# 2004 Spec-V Cluster Issues



## Lordgwydion24 (Mar 29, 2011)

Ok, I took the cluster apart to replace the bulbs. After I did this and started the car, gas gauge and temp gauge both went all the way up until the couldn't go anymore. I also got the SES light on. I checked the code and got P0462, which is low fuel voltage. This code makes no sense, as I didn't even touch the fuel level sensor. I reset the SES and it hasn't come back on, but the gauges are still pegged all the way up. The RPM gauge and Speedo gauge were also off, but I was able to just pull the needles off and put them where they should be. Any ideas would be really helpful. It's only got 56k on the car and everything else works just fine. I'm stumped honestly...


----------



## jdg (Aug 27, 2009)

Lordgwydion24 said:


> I also got the SES light on. I checked the code and got P0462, which is low fuel voltage. This code makes no sense, as I didn't even touch the fuel level sensor.

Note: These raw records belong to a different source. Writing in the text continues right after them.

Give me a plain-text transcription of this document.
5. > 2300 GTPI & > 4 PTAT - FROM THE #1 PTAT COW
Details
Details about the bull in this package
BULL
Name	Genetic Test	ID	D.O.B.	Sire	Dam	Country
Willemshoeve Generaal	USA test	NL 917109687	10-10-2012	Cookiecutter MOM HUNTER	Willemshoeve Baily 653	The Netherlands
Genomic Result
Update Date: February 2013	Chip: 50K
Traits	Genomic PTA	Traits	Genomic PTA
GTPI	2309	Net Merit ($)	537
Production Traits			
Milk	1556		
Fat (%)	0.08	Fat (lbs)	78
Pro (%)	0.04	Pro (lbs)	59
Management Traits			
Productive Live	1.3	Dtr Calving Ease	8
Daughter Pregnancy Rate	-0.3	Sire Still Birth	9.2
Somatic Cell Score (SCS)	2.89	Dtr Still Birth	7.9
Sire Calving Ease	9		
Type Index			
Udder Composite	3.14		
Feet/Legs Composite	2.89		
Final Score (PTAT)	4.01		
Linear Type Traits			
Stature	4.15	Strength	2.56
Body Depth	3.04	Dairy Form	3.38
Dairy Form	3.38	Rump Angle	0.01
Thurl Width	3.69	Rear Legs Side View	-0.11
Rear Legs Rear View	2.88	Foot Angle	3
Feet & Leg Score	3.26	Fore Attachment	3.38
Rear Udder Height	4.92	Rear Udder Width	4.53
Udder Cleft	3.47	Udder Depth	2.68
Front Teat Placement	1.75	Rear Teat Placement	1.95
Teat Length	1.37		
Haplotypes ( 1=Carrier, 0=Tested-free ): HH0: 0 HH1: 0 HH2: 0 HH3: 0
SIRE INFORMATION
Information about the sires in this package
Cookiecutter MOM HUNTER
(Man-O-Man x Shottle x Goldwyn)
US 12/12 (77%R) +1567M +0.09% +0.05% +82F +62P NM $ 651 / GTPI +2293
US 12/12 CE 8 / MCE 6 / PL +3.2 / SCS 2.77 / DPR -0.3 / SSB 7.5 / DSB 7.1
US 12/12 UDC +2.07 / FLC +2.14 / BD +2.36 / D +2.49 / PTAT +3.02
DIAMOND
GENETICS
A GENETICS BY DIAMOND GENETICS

Makes sense to me if you pulled apart the instrument cluster and didn't put it back together correctly and the instrument cluster itself actually sends out the voltage TO the fuel level sensor, which then changes that signal and sends it BACK to the instrument cluster for interpretation.
Step 1 - Gauges work fine
Step 2 - Pull apart cluster
Step 3 - ???
Step 4 - Put cluster together
Step 5 - Gauges don't work fine
Step 6 - Profit...
Where is the "break down" in those 4 steps?


----------



## Lordgwydion24 (Mar 29, 2011)

Ok. I didn't know that. Which is why I posted on the boards. So what would the solution be? How could I have screwed up putting it back together? It's 2 plugs. Maybe I pulled on them too hard while removing them? The little clips are awful hard to push while pulling them out. Anyone know of a wiring diagram they could link? Maybe I could check the exact wire. Kinda bummed out as I was borrowing my friends car when this all happened. Really don't wanna spend money on buying a new dash cluster if it's not needed...


----------



## jdg (Aug 27, 2009)

Wiring diagrams...hmmm...
Those are the kinds of things you might find in some sort of "manual".
A "manual" that the "factory" put out.
A "factory" produced "manual" that might help a person when performing some sort of "service" on their vehicle.
A "manual" describing various "service" procedures made by a "factory" which produces "Nissan" vehicles.
No idea where I'd find that one...


----------